Сам государь Иван Васильевич, постаревший на двадцать лет, хмуро восседал на троне.
— Ну что ты, дьяче, еще хорошего нам скажешь? — угрюмо сказал царь стоявшему возле дьяку.
— В Ливонии, государь, шибко худо. Король польский Баторий собрал для взятия Полоцка сорок тыщ войска, шведы кинули на Нарву десять тыщ. Во Пскове осаждено боле двенадцати тыщ наших ратников. Помочь им нечем. Под Полоцком городом стоят три тыщи стрельцов и казаков, но им давно не давали жалованья, и воевать потому они не хотят. А платить, государь, нечем…
Грозный молча и зловеще смотрел на своих бояр.
— А на востоке, государь, тоже худо, — продолжал старый дьяк. — Сибирский хан Кучум начинает, видно, с Русью большую войну, собирает войско в поход на крепость твою Чердынь…
Дьяк замолчал, поглядел на царя. И продолжал:
— А на юге, государь, совсем худо. Нечестивый князь ногайский Урус начал против тебя войну, государь.
— Князь Урус? — вскричал Грозный, поднялся с трона. — Он клялся мне в вечной покорности!
— А сейчас грабит русские поселения на Волге, толпами уводит в полон русских людей.

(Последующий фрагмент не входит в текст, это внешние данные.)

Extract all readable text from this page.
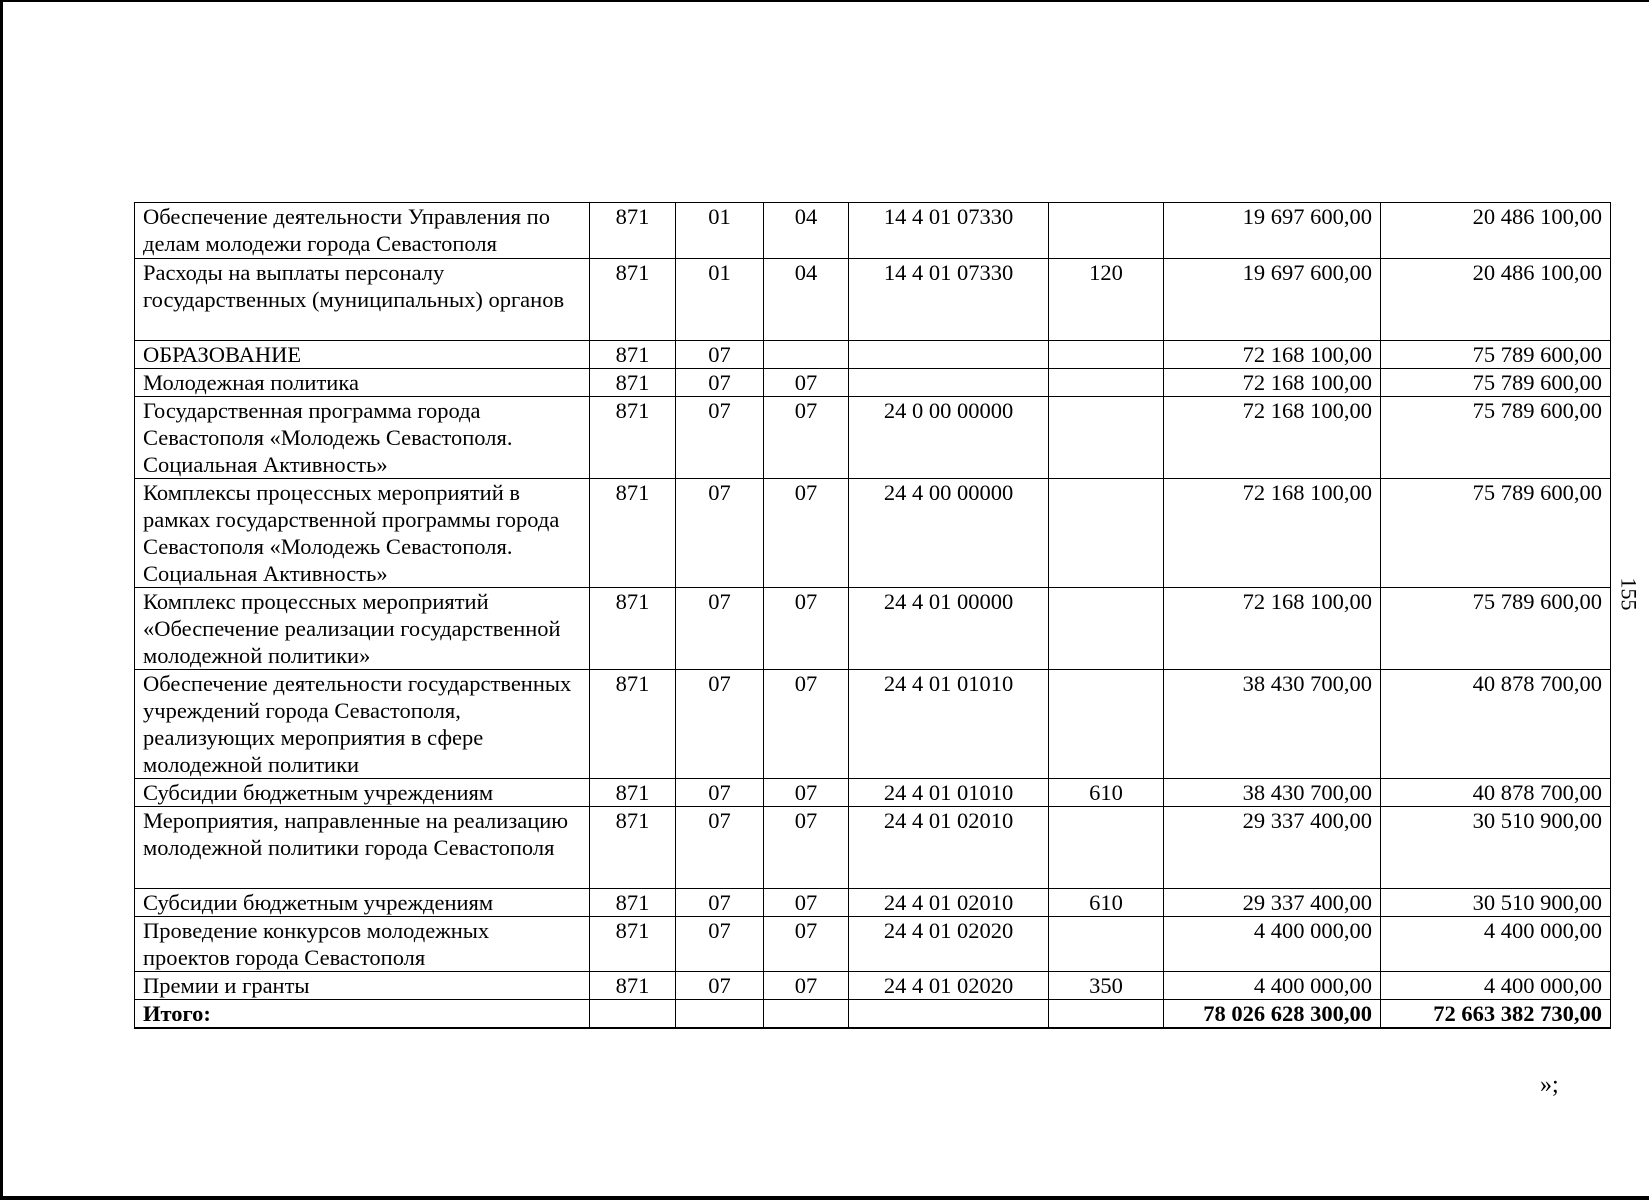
155
Обеспечение деятельности Управления по делам молодежи города Севастополя	871	01	04	14 4 01 07330		19 697 600,00	20 486 100,00
Расходы на выплаты персоналу государственных (муниципальных) органов	871	01	04	14 4 01 07330	120	19 697 600,00	20 486 100,00
ОБРАЗОВАНИЕ	871	07				72 168 100,00	75 789 600,00
Молодежная политика	871	07	07			72 168 100,00	75 789 600,00
Государственная программа города Севастополя «Молодежь Севастополя. Социальная Активность»	871	07	07	24 0 00 00000		72 168 100,00	75 789 600,00
Комплексы процессных мероприятий в рамках государственной программы города Севастополя «Молодежь Севастополя. Социальная Активность»	871	07	07	24 4 00 00000		72 168 100,00	75 789 600,00
Комплекс процессных мероприятий «Обеспечение реализации государственной молодежной политики»	871	07	07	24 4 01 00000		72 168 100,00	75 789 600,00
Обеспечение деятельности государственных учреждений города Севастополя, реализующих мероприятия в сфере молодежной политики	871	07	07	24 4 01 01010		38 430 700,00	40 878 700,00
Субсидии бюджетным учреждениям	871	07	07	24 4 01 01010	610	38 430 700,00	40 878 700,00
Мероприятия, направленные на реализацию молодежной политики города Севастополя	871	07	07	24 4 01 02010		29 337 400,00	30 510 900,00
Субсидии бюджетным учреждениям	871	07	07	24 4 01 02010	610	29 337 400,00	30 510 900,00
Проведение конкурсов молодежных проектов города Севастополя	871	07	07	24 4 01 02020		4 400 000,00	4 400 000,00
Премии и гранты	871	07	07	24 4 01 02020	350	4 400 000,00	4 400 000,00
Итого:						78 026 628 300,00	72 663 382 730,00
»;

— Может, ногайцы разбойничают без ведома своего князя Уруса? — спросил Грозный.
Придворные молчат.
— Кто из казацких атаманов на Волге счас гуляет?
— Атаман Ванька Кольцо, государь, — ответил дьяк.
— Указать Кольцу-атаману… чтоб над теми ногайцами, которые пойдут с полоном от Руси, казаки бы его промышляли и полоны отбивали бы назад… А на княжие улусы не ходить…
Атаман Иван Кольцо держит развернутую царскую грамоту с восковой печатью:
— На улусы не ходить… Что, есаулы, скажете?
В черной крестьянской избе, перегороженной занавесской из немыслимо дорогой парчи, находились еще трое — царский гонец да два обвешанных оружием человека — высоченный, с запорожскими усами Никита Пан и коренастый, широкоскулый есаул Савва Болдыря. Это были ближайшие помощники атамана.
— Ты, Савва Болдыря, говори.
— Русские села ногайцы зорят, а ихние не тронь… — зло бросил Болдыря, загремел кривой турецкой саблей.
— Ты, Никита Пан, говори.
— Жалостливый наш царь-государь, — бабьим голосом проскрипел Никита Пан.
— Мое слово — пустить кровь князю Урусу! Чтоб отрезвел, — сказал Болдыря.
Никита Пан проскрипел:
— К тому же, атаман, мошна у казачков шибко похудела.
Из-за занавески вышла Алена — высокая, гибкая. Время ее почти не состарило, прибавило лишь красоты взрослой женщины.
— Кончайте разговоры. Обедать, чай, пора.
Иван Кольцо подошел к окну, глядя в него, помолчал. Алена собирала на стол. Посуда была чудная — и глиняные тарелки, и деревянные некрашеные ложки, и золотые восточные блюда, серебряные кубки с драгоценными камнями.
— Хорошо быть женатым человеком… — улыбнулся Никита Пан.
— Хорошо, — как-то невесело усмехнулся Кольцо, глядя на Алену. — Вот что, есаулы, я думаю… Пощупаем-ка их стольный городишко Сарайчик. А? — И бросил свернутую грамоту гонцу.
Тревожно обернулась от печи с заслонкой в руках Алена.
— Царевы ослушники! — испуганно воскликнул царский гонец.
— Эк! — подпрыгнул от радости Никита Пан, вожделенно потерев руки. — И довольны казачки будут!
…Летят на землю, в общую кучу, узорчатые ханские халаты, дорогие седла, золотая и серебряная посуда, украшенные драгоценными камнями щиты и сабли.
Иван Кольцо, держа в поводу взмыленного коня, наблюдает, как сваливают казаки в общую кучу награбленное.